Мальчишка оказался довольно трудным пациентом – не столько из-за неправильно сросшейся ноги, сколько из-за непоседливости и смешливого недоверия к Огоньку.
А тот перестал спать ночами, видя перед собой его скрюченную ногу, и прикидывал, как сделать и что – кости не изогнуть, не ломать же заново?!
Но под его Силой и кость поддавалась, на самую крохотную малость становясь мягкой, уступчивой.
На исходе двенадцатого дня Кели, наконец, преодолел расстояние от стены до другой без палки. И долго хмыкал после этого, недоверчиво взирая на светящегося гордой тихой радостью Огонька и на собственную счастливую до беспамятства мать – ее не спустило с небес на землю даже признание полукровки в том, что он сделал все, что мог – сын навсегда останется хромым… хоть и способен отныне ходить сам.
«Похоже, более сильные целители сумели бы его излечить», – хмуро думал подросток. «Только зачем им?»
И старался наверстать все, что, по его мнению могли, но не делали другие… забывая о том, что Тейит – большая, привязываясь к тем, кому помогал и, по сути, не покидая пары кварталов. Вниз, на поля, Лиа пока не брала его. Важно было одно – он важен и нужен.
К Тейит привык незаметно – она не ошеломила яркостью так, как когда-то Астала, да и Огонек пришел сюда отнюдь не перепуганным ничего не соображавшим зверьком. Он сам рвался на север… сейчас казалось странным, что сумел уговорить и Седого придерживаться северного направления. Впрочем, порой спускался с высот на землю – дикари считали его чем-то вроде высшего существа, по всему, оттого и слушали… И вновь начал испытывать пренебрежение, когда говорили о них. Порой стыдился этого – разве не Белка совала ему в руку вкусного по ее мнению жука или съедобную шишку? Разве не Седой поделился шкурами – своей добычей? Разве не кормили его остальные? Старался думать о чем-то другом.
Жуки…
Здесь была иная еда, нежели на юге. Много злаков… густые и жидкие каши, супы из вареных зерен с добавлением трав. Питательно, хоть и не так вкусно. Впрочем, напиток чуэй был точно такой же, и мясо птицы, и еще был тростник с мягкой сладкой сердцевинкой. А вот плоды тамаль, к которым привык на юге, составляли нечастое лакомство – деревья тамаль росли во влажных низинах.

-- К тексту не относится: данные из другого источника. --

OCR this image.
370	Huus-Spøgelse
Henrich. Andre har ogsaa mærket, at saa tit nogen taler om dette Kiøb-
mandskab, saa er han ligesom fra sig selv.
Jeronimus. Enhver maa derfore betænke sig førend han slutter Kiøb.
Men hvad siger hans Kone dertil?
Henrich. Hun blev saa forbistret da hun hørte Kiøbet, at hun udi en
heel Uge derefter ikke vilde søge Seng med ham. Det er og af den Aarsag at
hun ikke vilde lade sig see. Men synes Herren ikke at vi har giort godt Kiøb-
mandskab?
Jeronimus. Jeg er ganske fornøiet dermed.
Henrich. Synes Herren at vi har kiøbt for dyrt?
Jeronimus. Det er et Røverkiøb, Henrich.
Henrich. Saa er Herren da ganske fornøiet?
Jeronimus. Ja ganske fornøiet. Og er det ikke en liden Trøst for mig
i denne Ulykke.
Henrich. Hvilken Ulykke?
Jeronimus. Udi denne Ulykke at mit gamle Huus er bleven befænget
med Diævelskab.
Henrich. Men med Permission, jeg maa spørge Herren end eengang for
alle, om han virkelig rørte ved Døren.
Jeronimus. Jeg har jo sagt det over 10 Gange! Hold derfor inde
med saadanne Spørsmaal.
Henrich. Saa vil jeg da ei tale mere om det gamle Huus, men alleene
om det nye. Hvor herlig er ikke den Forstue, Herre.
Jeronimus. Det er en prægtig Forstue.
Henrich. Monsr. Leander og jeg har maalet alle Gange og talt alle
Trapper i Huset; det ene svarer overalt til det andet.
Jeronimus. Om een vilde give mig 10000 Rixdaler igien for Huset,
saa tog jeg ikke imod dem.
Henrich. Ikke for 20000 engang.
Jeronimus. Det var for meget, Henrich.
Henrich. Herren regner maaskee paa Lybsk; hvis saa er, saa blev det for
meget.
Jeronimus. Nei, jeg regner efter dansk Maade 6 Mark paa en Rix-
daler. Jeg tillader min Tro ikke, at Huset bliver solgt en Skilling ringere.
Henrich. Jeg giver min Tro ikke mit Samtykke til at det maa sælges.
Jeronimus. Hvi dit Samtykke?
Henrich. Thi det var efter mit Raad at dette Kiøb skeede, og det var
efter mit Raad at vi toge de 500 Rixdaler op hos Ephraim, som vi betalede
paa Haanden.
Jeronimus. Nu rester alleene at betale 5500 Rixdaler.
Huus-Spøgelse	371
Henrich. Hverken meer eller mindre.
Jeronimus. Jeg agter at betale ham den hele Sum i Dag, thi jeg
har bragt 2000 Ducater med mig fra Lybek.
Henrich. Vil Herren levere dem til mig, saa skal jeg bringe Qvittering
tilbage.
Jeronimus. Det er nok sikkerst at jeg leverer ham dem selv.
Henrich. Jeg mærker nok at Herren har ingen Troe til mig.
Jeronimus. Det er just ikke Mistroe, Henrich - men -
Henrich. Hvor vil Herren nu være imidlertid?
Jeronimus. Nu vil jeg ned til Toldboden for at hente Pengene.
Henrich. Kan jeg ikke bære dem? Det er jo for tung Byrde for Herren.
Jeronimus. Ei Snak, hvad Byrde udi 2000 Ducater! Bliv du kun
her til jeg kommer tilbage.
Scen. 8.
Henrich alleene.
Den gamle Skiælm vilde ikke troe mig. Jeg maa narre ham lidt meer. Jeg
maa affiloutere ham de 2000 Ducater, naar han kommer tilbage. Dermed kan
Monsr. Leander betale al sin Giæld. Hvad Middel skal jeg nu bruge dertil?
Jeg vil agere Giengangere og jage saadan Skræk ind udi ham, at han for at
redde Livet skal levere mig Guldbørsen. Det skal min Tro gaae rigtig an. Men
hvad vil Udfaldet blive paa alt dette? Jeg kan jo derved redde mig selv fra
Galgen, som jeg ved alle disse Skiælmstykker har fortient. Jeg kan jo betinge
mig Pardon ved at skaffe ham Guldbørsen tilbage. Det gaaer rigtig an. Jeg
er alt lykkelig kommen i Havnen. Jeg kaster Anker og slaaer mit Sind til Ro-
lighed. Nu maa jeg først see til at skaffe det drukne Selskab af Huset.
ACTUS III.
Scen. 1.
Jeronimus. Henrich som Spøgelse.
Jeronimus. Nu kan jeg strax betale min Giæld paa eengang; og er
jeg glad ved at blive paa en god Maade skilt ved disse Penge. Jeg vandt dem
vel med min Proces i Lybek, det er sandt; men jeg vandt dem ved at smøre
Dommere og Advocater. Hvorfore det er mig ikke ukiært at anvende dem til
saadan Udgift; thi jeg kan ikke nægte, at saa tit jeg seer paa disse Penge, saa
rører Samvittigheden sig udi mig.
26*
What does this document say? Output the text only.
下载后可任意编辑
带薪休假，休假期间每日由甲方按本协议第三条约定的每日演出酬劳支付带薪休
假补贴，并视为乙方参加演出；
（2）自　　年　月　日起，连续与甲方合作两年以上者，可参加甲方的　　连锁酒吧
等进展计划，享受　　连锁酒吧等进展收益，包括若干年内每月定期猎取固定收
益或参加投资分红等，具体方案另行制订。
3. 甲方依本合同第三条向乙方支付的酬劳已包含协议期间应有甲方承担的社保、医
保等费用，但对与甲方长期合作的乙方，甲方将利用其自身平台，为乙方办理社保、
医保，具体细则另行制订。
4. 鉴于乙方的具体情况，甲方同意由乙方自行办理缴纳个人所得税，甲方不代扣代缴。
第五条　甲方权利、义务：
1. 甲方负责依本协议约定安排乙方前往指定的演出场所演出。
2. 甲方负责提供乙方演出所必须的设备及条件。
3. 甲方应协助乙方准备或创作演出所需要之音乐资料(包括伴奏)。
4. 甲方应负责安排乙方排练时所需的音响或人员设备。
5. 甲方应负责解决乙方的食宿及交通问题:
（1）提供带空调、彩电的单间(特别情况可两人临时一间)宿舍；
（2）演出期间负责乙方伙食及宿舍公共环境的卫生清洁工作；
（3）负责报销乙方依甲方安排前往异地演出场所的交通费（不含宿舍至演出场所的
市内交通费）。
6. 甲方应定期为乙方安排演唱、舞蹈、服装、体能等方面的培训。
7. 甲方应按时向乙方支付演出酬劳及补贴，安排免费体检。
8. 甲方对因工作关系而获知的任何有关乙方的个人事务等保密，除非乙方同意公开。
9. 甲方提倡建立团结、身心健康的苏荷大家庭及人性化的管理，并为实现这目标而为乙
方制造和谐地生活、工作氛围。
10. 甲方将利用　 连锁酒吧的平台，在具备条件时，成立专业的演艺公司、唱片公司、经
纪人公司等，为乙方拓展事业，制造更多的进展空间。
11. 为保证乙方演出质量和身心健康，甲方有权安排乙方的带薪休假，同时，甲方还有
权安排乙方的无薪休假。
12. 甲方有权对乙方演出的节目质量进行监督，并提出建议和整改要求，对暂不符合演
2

Счастье оказалось очень простым – ничего особенного, просто пушистый маленький зверек сидит на руках или в груди, и мурлычет…
Он привык просыпаться от солнечного луча, падающего на льняную подушку. Привык шагать по каменным улочкам, уступами перепрыгивающим одна в другую. Привык слушать стук молоточков, скрип резцов, вдыхать запахи пыли и влажной глины, видеть пятна краски на руках красильщиков и как давно известное принимать, что черную делают из дерева хумату, красную – из ашиота, да мало ли красок! Красочными делали шионте, а простую одежду не красили, оставляли серой.
В Астале постоянно видел грис, смешных и мохнатых, а тут их почти не было – небольшие стада держали внизу, и одежду шили больше из растительной ткани. Но шионте – всегда из шерсти.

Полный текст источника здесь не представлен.